Dentro do projeto do PSB em expandir seu poder de fogo, o crescimento no Espírito Santo é fundamental porque dos seis governadores que o partido tem, Casagrande é o único do Sudeste os outros estão no Norte e Nordeste do País. Além do Espírito Santo, o partido governa também Piauí, Amapá, Pernambuco, Ceará e Paraíba.

Para o presidente do partido, Eduardo Campos, os crescimentos no Sul e Sudeste são fundamentais par ao projeto presidencial do PSB. Mas esse desfio ainda está distante de se concretizar. Segundo o levantamento publicado pelo jornal Valor Econômico, nessa segunda-feira, os números de conquistas no Sudeste pelos socialistas, tirando o Espírito Santo, não são muito animadores.

Em São Paulo, o partido cresceu 4,3%; no Rio de Janeiro, 6,5% e em Minas Gerais apenas 3,6%. Mas em números gerais, o partido teve um crescimento de 41,6% e o número de municípios que serão administrados pelo PSB a partir de 2013 é de 7,8%.

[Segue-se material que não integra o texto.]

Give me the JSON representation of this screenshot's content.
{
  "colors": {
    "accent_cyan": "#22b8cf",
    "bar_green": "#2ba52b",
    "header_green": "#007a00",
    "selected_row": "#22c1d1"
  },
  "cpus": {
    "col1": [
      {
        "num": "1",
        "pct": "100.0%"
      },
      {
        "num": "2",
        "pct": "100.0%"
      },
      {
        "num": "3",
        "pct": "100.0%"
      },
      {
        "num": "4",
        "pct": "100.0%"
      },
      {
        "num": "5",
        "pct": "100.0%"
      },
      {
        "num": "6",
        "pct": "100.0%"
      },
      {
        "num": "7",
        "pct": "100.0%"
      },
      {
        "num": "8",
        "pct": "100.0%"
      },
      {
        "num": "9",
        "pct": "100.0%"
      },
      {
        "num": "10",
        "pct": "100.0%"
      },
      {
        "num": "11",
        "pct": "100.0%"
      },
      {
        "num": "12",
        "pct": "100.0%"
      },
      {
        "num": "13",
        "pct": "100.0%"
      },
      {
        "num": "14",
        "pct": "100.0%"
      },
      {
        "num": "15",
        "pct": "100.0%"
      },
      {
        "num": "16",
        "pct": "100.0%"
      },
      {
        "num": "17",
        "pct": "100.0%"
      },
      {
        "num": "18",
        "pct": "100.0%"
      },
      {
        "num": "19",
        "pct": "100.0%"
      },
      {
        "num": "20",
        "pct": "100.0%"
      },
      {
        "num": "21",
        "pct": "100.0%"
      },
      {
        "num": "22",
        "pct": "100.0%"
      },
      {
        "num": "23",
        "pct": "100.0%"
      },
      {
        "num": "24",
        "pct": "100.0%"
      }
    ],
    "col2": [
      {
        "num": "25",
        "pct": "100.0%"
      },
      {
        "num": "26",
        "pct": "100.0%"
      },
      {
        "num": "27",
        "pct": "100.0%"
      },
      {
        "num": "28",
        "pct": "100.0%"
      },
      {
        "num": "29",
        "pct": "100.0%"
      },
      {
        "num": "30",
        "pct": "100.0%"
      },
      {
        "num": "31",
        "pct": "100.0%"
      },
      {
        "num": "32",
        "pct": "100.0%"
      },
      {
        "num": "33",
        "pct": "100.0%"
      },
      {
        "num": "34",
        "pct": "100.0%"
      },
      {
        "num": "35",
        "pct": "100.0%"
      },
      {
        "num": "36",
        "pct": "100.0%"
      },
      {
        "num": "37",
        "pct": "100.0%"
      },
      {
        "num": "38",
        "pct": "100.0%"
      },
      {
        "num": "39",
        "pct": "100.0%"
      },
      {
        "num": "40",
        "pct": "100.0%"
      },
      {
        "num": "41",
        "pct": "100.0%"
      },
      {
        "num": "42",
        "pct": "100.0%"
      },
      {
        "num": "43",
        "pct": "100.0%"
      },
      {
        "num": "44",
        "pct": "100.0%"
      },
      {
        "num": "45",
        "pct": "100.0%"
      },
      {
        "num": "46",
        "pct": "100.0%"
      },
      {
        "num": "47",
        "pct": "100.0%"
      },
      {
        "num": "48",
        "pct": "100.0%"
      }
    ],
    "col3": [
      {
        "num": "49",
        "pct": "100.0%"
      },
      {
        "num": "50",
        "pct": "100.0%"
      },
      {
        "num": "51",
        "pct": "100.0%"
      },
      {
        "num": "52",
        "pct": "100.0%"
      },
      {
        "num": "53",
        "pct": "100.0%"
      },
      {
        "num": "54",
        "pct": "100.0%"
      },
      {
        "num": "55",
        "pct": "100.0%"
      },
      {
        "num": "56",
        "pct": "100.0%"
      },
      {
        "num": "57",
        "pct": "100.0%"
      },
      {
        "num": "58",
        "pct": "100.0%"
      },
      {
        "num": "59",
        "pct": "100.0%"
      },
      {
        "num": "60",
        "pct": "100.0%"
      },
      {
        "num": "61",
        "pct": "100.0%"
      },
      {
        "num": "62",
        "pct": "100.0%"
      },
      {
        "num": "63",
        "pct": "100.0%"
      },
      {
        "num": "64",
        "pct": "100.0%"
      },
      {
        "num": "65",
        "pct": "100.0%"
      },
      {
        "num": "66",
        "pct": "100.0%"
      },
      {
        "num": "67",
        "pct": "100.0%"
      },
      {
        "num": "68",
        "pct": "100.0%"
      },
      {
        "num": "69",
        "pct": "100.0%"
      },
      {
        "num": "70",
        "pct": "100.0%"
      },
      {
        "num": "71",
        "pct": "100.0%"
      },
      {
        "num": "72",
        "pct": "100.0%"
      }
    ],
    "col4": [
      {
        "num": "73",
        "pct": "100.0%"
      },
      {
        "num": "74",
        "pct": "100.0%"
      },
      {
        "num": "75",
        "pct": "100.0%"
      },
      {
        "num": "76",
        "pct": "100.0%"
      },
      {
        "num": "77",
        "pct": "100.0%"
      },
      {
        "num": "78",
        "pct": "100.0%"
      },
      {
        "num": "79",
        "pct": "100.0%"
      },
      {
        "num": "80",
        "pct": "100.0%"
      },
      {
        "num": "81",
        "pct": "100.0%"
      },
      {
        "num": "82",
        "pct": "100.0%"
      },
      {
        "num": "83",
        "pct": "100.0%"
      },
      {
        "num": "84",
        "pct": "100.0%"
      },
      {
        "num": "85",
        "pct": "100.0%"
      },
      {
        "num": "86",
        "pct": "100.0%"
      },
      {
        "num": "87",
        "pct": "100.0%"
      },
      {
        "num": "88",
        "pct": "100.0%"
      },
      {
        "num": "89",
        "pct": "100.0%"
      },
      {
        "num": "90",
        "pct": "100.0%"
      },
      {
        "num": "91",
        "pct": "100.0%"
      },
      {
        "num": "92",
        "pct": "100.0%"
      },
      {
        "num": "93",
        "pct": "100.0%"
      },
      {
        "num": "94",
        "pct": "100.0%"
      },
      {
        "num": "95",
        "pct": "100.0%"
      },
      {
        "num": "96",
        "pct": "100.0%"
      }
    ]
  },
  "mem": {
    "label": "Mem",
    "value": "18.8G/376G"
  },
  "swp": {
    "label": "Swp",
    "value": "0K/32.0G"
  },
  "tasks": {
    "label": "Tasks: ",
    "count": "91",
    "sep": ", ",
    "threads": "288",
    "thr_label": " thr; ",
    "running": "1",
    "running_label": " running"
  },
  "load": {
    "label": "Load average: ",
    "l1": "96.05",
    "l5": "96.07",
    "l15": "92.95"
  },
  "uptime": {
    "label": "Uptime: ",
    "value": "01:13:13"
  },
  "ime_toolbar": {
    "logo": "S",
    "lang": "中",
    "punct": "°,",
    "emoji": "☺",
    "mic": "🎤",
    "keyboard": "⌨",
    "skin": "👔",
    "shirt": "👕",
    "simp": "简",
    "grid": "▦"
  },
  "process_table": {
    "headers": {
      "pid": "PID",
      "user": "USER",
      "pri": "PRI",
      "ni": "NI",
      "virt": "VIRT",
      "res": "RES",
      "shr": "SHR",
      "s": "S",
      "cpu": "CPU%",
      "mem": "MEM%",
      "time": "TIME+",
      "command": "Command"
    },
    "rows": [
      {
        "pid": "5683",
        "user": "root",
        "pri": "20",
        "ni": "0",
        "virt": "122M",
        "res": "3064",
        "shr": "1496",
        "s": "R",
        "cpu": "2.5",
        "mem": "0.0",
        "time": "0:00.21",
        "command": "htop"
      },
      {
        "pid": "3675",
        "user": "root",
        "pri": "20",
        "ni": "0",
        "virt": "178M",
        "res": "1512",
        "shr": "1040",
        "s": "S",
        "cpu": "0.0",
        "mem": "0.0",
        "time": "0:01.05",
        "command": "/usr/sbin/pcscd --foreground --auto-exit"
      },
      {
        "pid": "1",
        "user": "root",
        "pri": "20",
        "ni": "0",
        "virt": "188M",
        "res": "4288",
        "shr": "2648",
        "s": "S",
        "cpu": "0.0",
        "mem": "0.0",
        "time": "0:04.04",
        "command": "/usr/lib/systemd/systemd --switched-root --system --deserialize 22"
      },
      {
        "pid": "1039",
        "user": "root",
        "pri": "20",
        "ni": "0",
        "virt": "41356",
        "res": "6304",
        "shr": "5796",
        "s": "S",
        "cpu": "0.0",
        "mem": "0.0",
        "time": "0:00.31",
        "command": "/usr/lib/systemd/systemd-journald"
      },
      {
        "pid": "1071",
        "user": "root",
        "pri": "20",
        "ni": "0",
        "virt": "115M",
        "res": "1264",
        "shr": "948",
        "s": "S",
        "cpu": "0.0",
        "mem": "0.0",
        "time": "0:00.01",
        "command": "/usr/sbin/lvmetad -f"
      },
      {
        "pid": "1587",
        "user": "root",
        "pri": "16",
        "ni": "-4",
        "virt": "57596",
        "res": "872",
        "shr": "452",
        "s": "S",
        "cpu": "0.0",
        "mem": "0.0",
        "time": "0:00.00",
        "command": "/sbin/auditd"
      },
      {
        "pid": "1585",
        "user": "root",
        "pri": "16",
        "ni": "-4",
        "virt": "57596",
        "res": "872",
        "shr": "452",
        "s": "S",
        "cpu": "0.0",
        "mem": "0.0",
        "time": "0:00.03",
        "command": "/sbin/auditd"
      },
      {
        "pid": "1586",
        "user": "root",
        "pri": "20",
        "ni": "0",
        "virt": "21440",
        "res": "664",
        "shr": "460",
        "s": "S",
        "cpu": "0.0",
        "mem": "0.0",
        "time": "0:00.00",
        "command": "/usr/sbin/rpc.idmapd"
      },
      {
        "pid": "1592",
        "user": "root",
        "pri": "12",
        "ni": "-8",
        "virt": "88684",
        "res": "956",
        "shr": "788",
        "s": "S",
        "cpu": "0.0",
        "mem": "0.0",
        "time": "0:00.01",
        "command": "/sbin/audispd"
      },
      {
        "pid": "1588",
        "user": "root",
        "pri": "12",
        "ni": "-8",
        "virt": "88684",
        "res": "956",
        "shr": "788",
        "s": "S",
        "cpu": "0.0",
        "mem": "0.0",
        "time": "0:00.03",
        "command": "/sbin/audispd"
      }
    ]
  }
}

Mais do que ajudar no projeto nacional do partido, para o governador Renato Casagrande, as conquistas de 2012 ajudam a pavimentar a construção do palanque de reeleição do socialista para 2014. Mas além de conquistar as prefeituras, o PSB tem ainda desafios, como apaziguar os ânimos na base e ampliar seus quadros para garantir um governo independente de seu antecessor.